President of European Parliament Supports EU-U.S. Trade Pact (11/28)     Print Email

By Michael D. Mosettig, former foreign editor of PBS News Hour

In the weeks since the U.S. presidential election, there  has been growing talk in Washington policy circles and think tanks that it is time for a new push for a trans-Atlantic trade pact. But the idea runs into the practical question of whether the Washington political and policy machinery can handle two big trade deals at the same time, especially amid a still-faltering economic recovery.  "A good idea whose time has not come," said one wag, recently,  of a EU-U.S. trade agreement.  Currently, the international trade community in the American capital is consumed with negotiations already well advanced on a Trans Pacific Partnership (TPP) that would stretch from Canada to Chile and across to Southeast Asia and possibly Japan.

But the trans-Atlantic pact received a strong and public boost in Washington this week from one of Europe's top politicians, the President of the European Parliament, Martin Schulz.  Speaking to an overflow crowd of Washington policy wonks and graduate students at the Johns Hopkins School of Advanced International Studies, the German socialist party member said:

"The European Parliament supports a free trade zone between the US and EU to be set up by 2015 -- this would be a major boost for economic growth on both sides of the Atlantic."

Support by the European Parliament is important since, as a result of the Lisbon Treaty, the Parliament must approve international agreements made by the EU.
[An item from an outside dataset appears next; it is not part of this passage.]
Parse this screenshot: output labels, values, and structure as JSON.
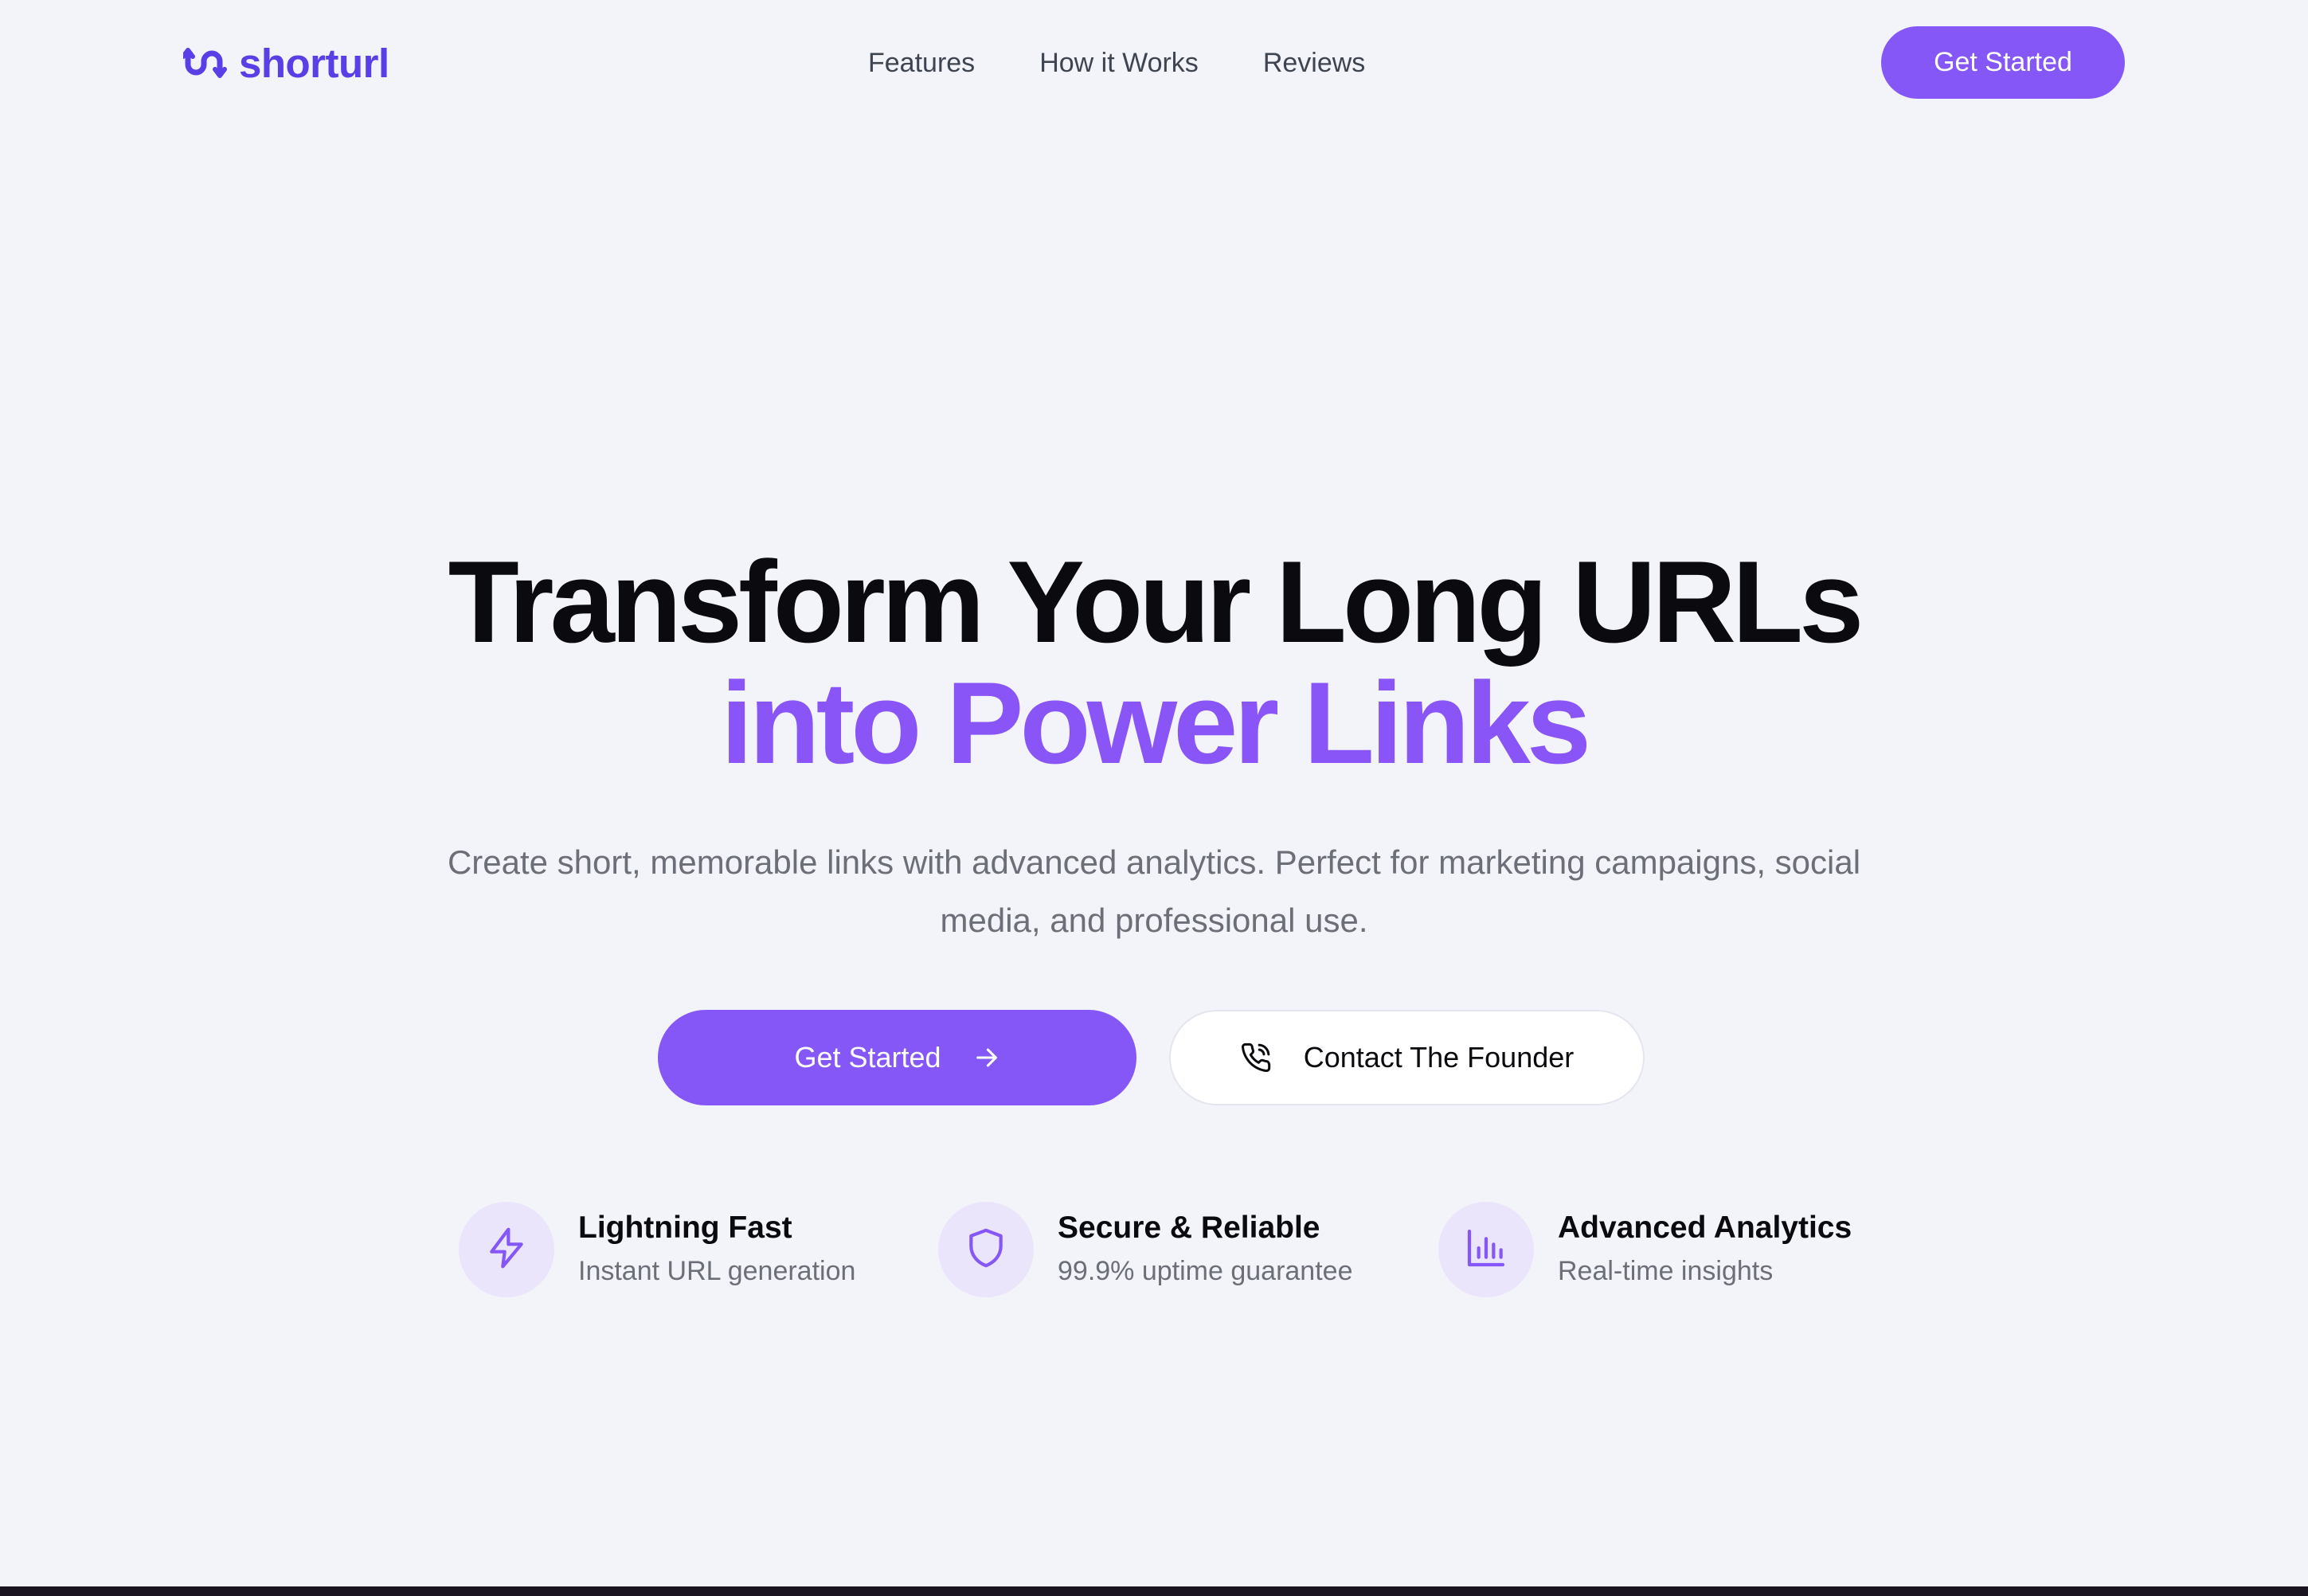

Schulz acknowledged the task would not be easy, mentioning different views on food safety, consumer protection and environmental standards. He did not mention agriculture, which could be a major stumbling bloc for both sides. But he added:

"Still, if we succeed, it would be to the huge benefit for 800 million people."

In a talk that included moments of eloquence and humor, Schulz acknowledged that if he were simply a socialist member of parliament he would be a far more outspoken critic of German and European austerity policies to cut deficits. Instead, he said that austerity alone cannot bring back European economic growth.

"Thankfully, however, the mood in Europe though is now changing. More and more European governments are saying yes to sustainable budgets, but also yes to investment and to boosting growth."

In a speech laced with appeals for trans-Atlantic cooperation and reminders of the American role in rebuilding Europe after World War II, Schulz acknowledged frustration with the European decision-making process, such as last weekend's failure to come up with a EU budget. To an audience consumed by the "fiscal cliff" negotiations between the U.S. Congress and President Obama, Schulz said compromise is required, and "this is not a dirty or negative word." In a European Parliament of 27 countries with members speaking 24 languages, it is a daily necessity.  An MEP since 1994, Schulz was elected president this year.

While the world is no longer defined by Cold War divisions and must deal with a rising China and Asia, the trans-Atlantic  cooperation forged in the post-war era is still essential, Schulz said;   "In the era of globalization we need to cooperate more than ever to defend our democratic and societal model. We cannot take what has been achieved for granted; we need to continue fighting for it on a daily basis."

Schultz ended on an upbeat note while noting he was far from neutral in the U.S. presidential election:

"I am convinced that as partners and friends we have to offer a lot to each other and to the world. To quote your President, whose re-election I personally welcomed whole-heartedly: The Best is still to come!"